L’architetto esornativo pone questioni dirimenti ad Apollodoro da Damasco, la prima delle quali è relativa al rapporto tra l’architettura e il corpo. E mentre leggo queste pagine mi torna alla mente una conversazione che Le Corbusier ebbe con i suoi studenti nel 1943. L’architetto più influente del XX secolo che ha introdotto nella prassi operativa funzionalità, razionalità e, soprattutto, ha posto l’uomo al centro del progetto di architettura, sostiene che «l’architettura si cammina», la si attraversa e attraversandola la si misura.
«L’architettura si cammina […] non è affatto […] quell’illusione tutta grafica organizzata intorno a un punto centrale astratto che pretenderebbe essere l’uomo, un uomo chimerico, munito di un occhio di mosca e la cui visione sarebbe simultaneamente circolare. Quest’uomo non esiste […] Il nostro uomo è, al contrario, munito di due occhi posti davanti a lui, a metri 1,60 al di sopra del suolo e che guarda in avanti […] Alla prova le architetture si classificano in morte e vive, a seconda che la regola del camminare non sia stata osservata, o al contrario, sia stata sfruttata brillantemente».
Al tema del corpo Federico Bilò dedica un intero capitolo, questione centrale senza la quale non esiste l’architettura, ma solo edilizia. E subito dopo si occupa dello spazio. Qui l’architetto esornativo, proprio in apertura del capitolo intitolato Antropologia dello spazio, evoca la lezione di David Foster Wallace, richiamando la nostra incapacità di analizzare un «dato talmente primario» come lo spazio.
E ancora il ruolo decisivo della luce nel modellare e prim’ancora pensare lo spazio.

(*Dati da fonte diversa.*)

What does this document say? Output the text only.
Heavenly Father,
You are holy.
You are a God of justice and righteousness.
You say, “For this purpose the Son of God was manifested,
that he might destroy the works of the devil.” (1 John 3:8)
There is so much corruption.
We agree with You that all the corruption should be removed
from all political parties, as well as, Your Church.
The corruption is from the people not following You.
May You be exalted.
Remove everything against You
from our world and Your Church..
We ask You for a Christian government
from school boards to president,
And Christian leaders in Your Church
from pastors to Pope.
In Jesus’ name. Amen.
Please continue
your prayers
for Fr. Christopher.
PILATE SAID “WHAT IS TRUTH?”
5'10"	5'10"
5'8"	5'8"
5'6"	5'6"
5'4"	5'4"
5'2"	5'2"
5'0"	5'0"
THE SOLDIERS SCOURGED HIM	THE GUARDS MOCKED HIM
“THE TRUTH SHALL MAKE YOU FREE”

Il dialogo prosegue serrato: ogni passaggio segna un ulteriore approfondimento, e dal loro parlare prendono forma altre architetture. E dunque corpo, spazio e luce conducono direttamente ad un manufatto determinante nella definizione urbana e sociale della città romana: le terme.
Edifici fortunati, capaci di interpretare e assecondare la vita pubblica, rendendo più coesa la società romana – una fortuna che ha attraversato i secoli.

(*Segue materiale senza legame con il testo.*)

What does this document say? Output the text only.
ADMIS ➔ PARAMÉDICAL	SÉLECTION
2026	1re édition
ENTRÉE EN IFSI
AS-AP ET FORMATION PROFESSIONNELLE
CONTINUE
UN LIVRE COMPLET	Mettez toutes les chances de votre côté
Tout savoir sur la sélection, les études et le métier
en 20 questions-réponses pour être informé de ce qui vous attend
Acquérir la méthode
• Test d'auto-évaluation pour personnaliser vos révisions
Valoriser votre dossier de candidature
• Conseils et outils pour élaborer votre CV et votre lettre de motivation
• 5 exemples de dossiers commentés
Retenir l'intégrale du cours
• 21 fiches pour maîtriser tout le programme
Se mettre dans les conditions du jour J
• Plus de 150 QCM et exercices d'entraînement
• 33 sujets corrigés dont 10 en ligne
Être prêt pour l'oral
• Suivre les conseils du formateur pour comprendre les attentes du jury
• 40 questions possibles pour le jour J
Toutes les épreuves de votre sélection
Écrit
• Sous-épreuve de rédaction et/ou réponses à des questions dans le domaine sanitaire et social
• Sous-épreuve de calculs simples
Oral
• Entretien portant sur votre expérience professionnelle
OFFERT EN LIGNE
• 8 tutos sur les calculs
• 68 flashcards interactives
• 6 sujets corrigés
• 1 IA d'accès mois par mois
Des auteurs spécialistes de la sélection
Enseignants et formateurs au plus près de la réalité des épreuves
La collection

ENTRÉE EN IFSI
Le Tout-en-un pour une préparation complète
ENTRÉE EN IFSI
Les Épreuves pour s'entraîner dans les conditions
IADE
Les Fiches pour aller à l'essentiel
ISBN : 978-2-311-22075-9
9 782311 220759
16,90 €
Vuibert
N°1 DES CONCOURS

Il corpo, la luce, lo spazio, il ruolo sociale dell’architettura, non potevano non portare a dialogare sulla centralità degli studi antropologici per «riscattare la disciplina (dell’architettura, n.d.r.) dalla condizione di marginalità nella quale risulta confinata», a dire dell’architetto esornativo.
E mentre leggo di antropologia, di nuovo, mi tornano alla mente le parole di un grande antropologo (e sociologo, etnologo e teorico dello strutturalismo), Claude Lévi-Strauss, che ci ha consegnato la più bella definizione di città che io conosca.
«Non è in senso metaforico che si ha il diritto di confrontare una città a una sinfonia o a un poema; sono infatti oggetti della stessa natura. Più preziosa ancora, forse, la città si pone alla confluenza della natura con l’artificio […] la città, per la sua genesi e per la sua forma, risulta contemporaneamente dalla processione biologica, dall’evoluzione organica e dalla creazione estetica. Essa è, nello stesso tempo, oggetto di natura e soggetto di cultura; individuo e gruppo; vissuta e sognata; cosa umana per eccellenza».
In una delle storie più belle de Le mille e una notte, Aladino dopo essere stato ingannato, trova una lampada e un genio che esaudisce ogni suo desiderio. A questo punto del dialogo l’architetto esornativo, molto più prudentemente, chiede ad Apollodoro da Damasco che vengano esauditi tre suoi desideri.
Su questo punto non vi dico nulla, ma vi esorto a leggere il libro: scoprirete quali sono i desideri, e, soprattutto, se sono stati esauditi.